A Thousand People in the Street: An Occupation Meditation

The Summer of Love Meets The Winter of Our Discontent

They are angry.

On that much, everyone agrees.

As the mainstream media wakes up to the Occupation of Wall Street and as that protest, and its growing collection of siblings around the globe, enter their second month, the inchoate nature of the whole enterprise is emerging as its distinguishing feature.

There are no recognized leaders. There have been no demands. There is no future agenda. There are only a growing collection of tents in cities around the world, filled with people, not all of them young, who seem convinced the present state of affairs can no longer be tolerated with silent acquiescence.

The lack of a formal agenda makes what by now deserves to be called (at the very least) a nascent movement unlike even its more open textured predecessors.

It is not a good-natured convocation of liberals gathered to call for a more civil discourse, like the Rally to Restore Sanity. Its not a coalition of disparate groups making common cause against a common adversary, like the succession of demonstrations and general strikes that rocked Paris in May 1968.

It is spontaneous and at least in part a creature of new communications technologies, like texting and tweeting, as were the vast rallies this winter in Tahir Square, but unlike those rallies, it lacks the focus of a single, clearly articulable demand.  It is not nearly as vast as the Tiananmen Square protest of 1989, but like that event, it seems to be settling in for a long haul, and to be evolving  an agenda as it goes along.

Michael Kimmelman noted as much in the Sunday New York Times, when he wrote that the demonstrators in Zuccotti Park have created their own polis, built on consensus and cooperation, a functioning, self policing community in miniature, within which protesters with different concerns and different messages are forging ties based on proximity and discussion.

How long that remains the case, and whether the ethos of shared endeavor can survive the growth of tent towns into tent cities, remains to be seen. Consensus born of collegiality works best in microcosm. New York cannot be run like a New Hampshire town meeting. But that those discussions are taking place at all provides an object lesson in what large scale democracy, managed from the top down, can seldom achieve, and what makes the Occupations unlike other recent acts of public demonstrations.
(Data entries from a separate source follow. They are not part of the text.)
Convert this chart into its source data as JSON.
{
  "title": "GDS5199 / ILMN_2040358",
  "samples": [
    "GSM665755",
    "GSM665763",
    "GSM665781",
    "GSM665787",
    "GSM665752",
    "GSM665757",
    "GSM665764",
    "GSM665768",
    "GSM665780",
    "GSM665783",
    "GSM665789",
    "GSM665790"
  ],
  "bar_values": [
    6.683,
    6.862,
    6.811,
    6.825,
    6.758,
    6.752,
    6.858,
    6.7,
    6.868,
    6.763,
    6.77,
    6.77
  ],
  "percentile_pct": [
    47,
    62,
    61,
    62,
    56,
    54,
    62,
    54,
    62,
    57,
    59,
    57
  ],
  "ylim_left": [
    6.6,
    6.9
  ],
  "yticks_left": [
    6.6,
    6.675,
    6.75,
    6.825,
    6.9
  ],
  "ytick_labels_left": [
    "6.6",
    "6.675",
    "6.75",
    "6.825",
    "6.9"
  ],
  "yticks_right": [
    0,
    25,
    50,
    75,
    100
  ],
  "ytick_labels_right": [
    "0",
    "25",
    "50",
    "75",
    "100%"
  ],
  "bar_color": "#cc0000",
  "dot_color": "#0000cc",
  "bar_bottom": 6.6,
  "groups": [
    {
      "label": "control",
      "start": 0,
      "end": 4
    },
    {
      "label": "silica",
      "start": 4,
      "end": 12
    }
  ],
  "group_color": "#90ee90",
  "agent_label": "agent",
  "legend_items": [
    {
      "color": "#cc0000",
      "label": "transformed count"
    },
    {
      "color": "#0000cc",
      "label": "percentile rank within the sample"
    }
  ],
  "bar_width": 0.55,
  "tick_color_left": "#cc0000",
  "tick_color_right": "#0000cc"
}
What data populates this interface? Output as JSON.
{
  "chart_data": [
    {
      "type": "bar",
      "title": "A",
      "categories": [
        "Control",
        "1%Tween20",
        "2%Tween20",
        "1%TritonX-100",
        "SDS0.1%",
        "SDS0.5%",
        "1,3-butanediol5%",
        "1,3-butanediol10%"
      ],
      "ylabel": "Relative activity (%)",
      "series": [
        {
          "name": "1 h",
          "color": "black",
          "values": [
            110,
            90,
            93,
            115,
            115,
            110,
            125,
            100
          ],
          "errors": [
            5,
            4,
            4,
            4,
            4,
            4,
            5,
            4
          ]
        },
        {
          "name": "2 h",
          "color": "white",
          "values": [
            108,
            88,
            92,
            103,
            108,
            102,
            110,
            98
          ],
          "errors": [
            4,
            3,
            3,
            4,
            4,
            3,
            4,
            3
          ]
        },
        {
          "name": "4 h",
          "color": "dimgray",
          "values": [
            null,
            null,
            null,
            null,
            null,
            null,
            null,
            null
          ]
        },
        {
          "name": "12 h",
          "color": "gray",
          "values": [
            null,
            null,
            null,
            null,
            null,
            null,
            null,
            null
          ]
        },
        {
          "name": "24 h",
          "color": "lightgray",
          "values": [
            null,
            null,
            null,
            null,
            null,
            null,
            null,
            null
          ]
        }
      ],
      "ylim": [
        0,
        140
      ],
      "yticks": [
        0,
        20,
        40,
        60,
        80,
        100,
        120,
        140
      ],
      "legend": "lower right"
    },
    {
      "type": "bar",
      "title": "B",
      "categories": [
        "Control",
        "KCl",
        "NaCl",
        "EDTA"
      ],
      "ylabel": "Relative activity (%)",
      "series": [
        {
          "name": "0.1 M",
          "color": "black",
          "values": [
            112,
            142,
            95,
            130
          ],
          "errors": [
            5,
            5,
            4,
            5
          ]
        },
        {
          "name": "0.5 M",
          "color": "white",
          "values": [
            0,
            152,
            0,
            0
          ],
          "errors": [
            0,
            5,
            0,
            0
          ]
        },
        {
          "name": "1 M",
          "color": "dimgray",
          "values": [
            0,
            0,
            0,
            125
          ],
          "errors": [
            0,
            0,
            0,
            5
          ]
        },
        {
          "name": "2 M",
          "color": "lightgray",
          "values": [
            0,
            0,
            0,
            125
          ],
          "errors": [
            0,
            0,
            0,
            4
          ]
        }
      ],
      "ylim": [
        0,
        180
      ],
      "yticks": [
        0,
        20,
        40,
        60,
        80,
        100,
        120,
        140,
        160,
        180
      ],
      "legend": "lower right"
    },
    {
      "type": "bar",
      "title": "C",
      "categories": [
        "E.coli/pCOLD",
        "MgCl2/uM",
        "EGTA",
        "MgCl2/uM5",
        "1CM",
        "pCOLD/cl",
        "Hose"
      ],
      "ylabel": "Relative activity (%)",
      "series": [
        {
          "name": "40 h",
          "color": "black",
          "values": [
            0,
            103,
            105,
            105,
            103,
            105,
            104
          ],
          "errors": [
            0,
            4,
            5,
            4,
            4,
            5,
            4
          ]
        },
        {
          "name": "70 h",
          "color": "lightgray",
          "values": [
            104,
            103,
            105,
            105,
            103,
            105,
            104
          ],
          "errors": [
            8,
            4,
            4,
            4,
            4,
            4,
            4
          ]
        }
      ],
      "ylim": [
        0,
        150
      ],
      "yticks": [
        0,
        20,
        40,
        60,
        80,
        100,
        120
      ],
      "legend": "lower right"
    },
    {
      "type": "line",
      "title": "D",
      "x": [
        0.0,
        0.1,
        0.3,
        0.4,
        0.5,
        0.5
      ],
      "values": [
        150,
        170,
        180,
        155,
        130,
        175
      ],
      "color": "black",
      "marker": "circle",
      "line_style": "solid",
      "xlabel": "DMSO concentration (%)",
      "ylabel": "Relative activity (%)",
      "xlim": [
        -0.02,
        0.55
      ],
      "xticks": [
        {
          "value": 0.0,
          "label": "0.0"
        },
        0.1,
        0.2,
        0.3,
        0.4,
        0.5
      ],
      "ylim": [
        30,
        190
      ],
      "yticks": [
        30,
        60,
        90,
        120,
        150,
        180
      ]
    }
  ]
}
The Occupation, like a protest march, has taken hold of a public space to articulate its message face-to-face to the financiers against whom it is aimed, and the passers by who form its primary audience. Kimmelman, in his thoughtful essay, rightly noted that in doing so, the Occupation both joins a long line of American protests that have drawn symbolic meaning from the forum in which they were conducted.

What makes the Occupation different is the way in which it relates to the forum. Unlike, say, the Million Man March or even the various demonstrations against the World Trade Organization, the Occupation – despite its name – does not really occupy, to the temporary exclusion of other uses, its chosen forum. It is less an act of temporary occupation than it is the beginning of an ongoing vigil.

The idea of an encampment as an exercise in public discourse is not new. And the ways in which it differs from a march or a parade are worth considering.

Unlike the latter, which occupy a public forum completely, and exclusively, for a brief time, the Occupations inhabit the public spaces of which they have become a part less dramatically, but for an indefinite duration. The message they convey draws its force not merely from the force of numbers, but from the persistence of the messengers. Unlike a march, a vigil evolves: it is interactive, a teachable moment, an ongoing encounter. It is perfectly suited to the loosely joined complaints of its various participants, knitted together by a general sense that the nation has lost its way. It does not deliver an emphatic message so much as pose a persistent question. It is punctuated, if at all, not by an exclamation point so much as by a long trail of ellipses.

This is a sit-in, and like every sit-in, it carries with it a moral ultimatum. From the Bonus Army to the Freedom Riders, to the mock shanty-towns that urged colleges across the east to divest themselves of their South African assets in solidarity with the victims of Apartheid, every sit-in defies the powers to which it speaks truth to move it along.

When demonstrators in Times Square on Sunday reminded police that the “whole world was watching” they not only echoed the Grant Park of 1968, they also enunciated the central rhetorical reality of what was going on downtown.

The inchoate gathering encamped in Liberty Plaza Park may not have a focused message, but they do have the spotlight. Like the lunch counter demonstrators of fifty years ago, they are using it to insist that we answer uncomfortable questions to which answers are long past due. They are defying us to answer them, to engage them, or to move them along. They are doing it face to face. How we as a nation respond will define us at this moment in our history, whether we like it or not.

Next time, I will give some thought to the notion of a demonstration that evolves an agenda as it progresses, and what it says about First Amendment freedoms and the scale of civil discourse.

For those intrigued by such questions, it promises to be an interesting autumn, sandwiched somewhere between the summer of love and the winter of our discontent.